Bonaccini, in questo senso, lascia poche speranze a chi può anche vagamente ipotizzare un ritorno di una sinistra moderata in Italia affiancata da una antiliberista e anticapitalista per provare a dare al Paese una alternativa tanto di lotta quanto di governo che scalzi davvero le destre da Palazzi Chigi e non le sostituisca con una ennesima loro brutta copia.

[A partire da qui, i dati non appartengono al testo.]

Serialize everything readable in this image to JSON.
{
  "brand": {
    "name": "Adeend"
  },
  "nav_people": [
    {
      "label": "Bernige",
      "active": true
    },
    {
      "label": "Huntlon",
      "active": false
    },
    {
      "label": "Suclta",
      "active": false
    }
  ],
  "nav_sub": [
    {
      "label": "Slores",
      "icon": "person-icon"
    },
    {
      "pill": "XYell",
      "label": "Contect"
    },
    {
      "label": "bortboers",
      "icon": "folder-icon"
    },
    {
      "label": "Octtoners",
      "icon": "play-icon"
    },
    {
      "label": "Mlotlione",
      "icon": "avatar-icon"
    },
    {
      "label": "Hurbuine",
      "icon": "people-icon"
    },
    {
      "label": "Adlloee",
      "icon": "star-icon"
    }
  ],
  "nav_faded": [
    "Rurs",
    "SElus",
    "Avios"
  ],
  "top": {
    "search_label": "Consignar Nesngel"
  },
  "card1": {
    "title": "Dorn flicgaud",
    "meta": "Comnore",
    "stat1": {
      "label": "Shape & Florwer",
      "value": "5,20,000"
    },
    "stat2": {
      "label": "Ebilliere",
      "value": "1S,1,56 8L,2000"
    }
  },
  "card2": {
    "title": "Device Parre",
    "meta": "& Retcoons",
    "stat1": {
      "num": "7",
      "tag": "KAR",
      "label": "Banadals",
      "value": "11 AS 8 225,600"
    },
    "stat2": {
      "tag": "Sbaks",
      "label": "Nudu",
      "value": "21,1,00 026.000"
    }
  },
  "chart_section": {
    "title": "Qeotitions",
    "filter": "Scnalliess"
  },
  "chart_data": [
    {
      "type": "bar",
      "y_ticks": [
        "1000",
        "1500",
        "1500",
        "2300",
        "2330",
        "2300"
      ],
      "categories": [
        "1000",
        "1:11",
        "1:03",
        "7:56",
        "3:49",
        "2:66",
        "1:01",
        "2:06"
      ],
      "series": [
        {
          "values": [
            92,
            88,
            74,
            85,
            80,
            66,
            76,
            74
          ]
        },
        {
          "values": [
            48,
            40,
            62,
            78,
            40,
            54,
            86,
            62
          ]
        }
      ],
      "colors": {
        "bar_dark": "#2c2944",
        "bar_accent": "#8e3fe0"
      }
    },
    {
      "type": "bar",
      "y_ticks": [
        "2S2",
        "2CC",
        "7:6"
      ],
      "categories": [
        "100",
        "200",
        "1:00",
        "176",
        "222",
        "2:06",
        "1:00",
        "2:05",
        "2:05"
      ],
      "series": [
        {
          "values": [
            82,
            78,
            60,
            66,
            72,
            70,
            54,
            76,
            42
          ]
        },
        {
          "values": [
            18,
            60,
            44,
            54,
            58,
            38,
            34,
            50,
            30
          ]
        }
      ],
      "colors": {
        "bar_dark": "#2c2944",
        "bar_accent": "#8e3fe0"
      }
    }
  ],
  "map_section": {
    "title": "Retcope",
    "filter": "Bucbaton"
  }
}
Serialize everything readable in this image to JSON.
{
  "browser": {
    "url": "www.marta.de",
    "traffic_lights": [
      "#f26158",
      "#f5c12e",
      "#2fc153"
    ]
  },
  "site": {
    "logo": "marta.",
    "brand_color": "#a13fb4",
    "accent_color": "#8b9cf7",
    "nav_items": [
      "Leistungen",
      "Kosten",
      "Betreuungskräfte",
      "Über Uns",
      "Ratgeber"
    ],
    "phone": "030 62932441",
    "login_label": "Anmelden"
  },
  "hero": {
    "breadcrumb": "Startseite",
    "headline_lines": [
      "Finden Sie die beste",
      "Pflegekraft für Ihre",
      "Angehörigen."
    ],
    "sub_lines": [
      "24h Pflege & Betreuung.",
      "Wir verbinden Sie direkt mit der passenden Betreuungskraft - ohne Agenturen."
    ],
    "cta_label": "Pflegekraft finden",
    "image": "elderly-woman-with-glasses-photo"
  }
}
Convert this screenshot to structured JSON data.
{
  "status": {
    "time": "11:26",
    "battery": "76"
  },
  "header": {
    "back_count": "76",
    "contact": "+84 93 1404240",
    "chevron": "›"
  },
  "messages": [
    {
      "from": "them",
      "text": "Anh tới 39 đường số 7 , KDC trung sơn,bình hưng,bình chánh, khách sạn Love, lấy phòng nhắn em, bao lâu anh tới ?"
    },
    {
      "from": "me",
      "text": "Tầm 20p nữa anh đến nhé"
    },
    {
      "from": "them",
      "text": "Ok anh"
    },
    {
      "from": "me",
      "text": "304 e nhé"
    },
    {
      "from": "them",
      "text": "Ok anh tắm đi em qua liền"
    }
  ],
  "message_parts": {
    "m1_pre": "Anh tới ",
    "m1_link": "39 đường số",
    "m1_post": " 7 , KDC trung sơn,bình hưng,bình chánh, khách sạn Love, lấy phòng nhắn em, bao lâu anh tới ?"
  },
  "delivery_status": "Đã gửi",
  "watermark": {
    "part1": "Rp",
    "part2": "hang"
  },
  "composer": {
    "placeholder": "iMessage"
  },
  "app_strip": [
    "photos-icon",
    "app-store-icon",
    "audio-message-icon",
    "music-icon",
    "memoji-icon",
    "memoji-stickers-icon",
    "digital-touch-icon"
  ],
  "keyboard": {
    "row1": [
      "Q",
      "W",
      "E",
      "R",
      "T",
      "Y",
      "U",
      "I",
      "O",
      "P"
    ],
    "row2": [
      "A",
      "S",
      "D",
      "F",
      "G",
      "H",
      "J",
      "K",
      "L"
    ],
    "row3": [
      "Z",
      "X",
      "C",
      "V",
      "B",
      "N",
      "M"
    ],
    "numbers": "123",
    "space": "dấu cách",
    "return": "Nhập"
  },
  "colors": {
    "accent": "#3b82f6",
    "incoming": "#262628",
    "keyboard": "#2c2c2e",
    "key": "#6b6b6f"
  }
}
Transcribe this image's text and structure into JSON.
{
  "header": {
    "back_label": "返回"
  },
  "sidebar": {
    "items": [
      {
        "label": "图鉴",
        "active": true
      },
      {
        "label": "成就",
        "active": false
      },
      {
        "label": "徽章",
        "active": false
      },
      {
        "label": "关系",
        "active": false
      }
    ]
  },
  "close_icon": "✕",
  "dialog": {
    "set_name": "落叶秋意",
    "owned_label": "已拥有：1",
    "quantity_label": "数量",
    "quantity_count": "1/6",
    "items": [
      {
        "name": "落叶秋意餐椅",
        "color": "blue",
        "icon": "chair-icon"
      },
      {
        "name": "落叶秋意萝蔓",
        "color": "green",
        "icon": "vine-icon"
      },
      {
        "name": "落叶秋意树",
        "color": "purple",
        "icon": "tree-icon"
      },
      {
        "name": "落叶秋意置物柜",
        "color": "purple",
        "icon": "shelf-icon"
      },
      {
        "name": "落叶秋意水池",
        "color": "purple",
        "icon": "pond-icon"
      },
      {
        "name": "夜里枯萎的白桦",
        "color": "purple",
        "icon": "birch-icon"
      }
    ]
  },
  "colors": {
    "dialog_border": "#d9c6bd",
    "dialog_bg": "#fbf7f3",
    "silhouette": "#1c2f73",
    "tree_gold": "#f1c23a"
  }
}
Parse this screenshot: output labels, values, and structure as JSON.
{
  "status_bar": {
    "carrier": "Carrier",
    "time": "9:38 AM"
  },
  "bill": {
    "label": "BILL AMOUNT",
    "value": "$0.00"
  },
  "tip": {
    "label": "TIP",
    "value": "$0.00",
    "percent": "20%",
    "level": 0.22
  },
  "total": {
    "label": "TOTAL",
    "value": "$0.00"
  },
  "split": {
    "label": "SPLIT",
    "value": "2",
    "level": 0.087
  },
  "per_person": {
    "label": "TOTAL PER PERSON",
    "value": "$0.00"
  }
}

Lavoro, sanità, scuola, pensioni, ambiente, cultura, diritti civili, uguaglianza di genere, antifascismo per poter essere concretamente calati in un programma di sinistra di governo del Paese dovrebbero poter essere impermeabili a qualunque tentazione da “voto utile“, da “unità nazionale” e da controriforme incostituzionali tese a modellare l’impianto della Repubblica alle esigenze delle classi antisociali, di chi pretende che a decidere sia, alla fine, un uomo o una donna soli al comando, senza più quella centralità parlamentare che è una antidoto ancora potente contro le derive oligarchiche ed autoritarie.

L’impossibilità per il PD di abbandonare definitivamente le sue origini, di guardare al nuovo manifesto dei valori senza consegnare alla Storia il vecchio armamentario liberista, dice molto chiaramente che la cifra del processo ri-costituente sarà non quella della svolta ma quella del compromesso fra la corrente liberal e quella che pretende di essere “più di sinistra“.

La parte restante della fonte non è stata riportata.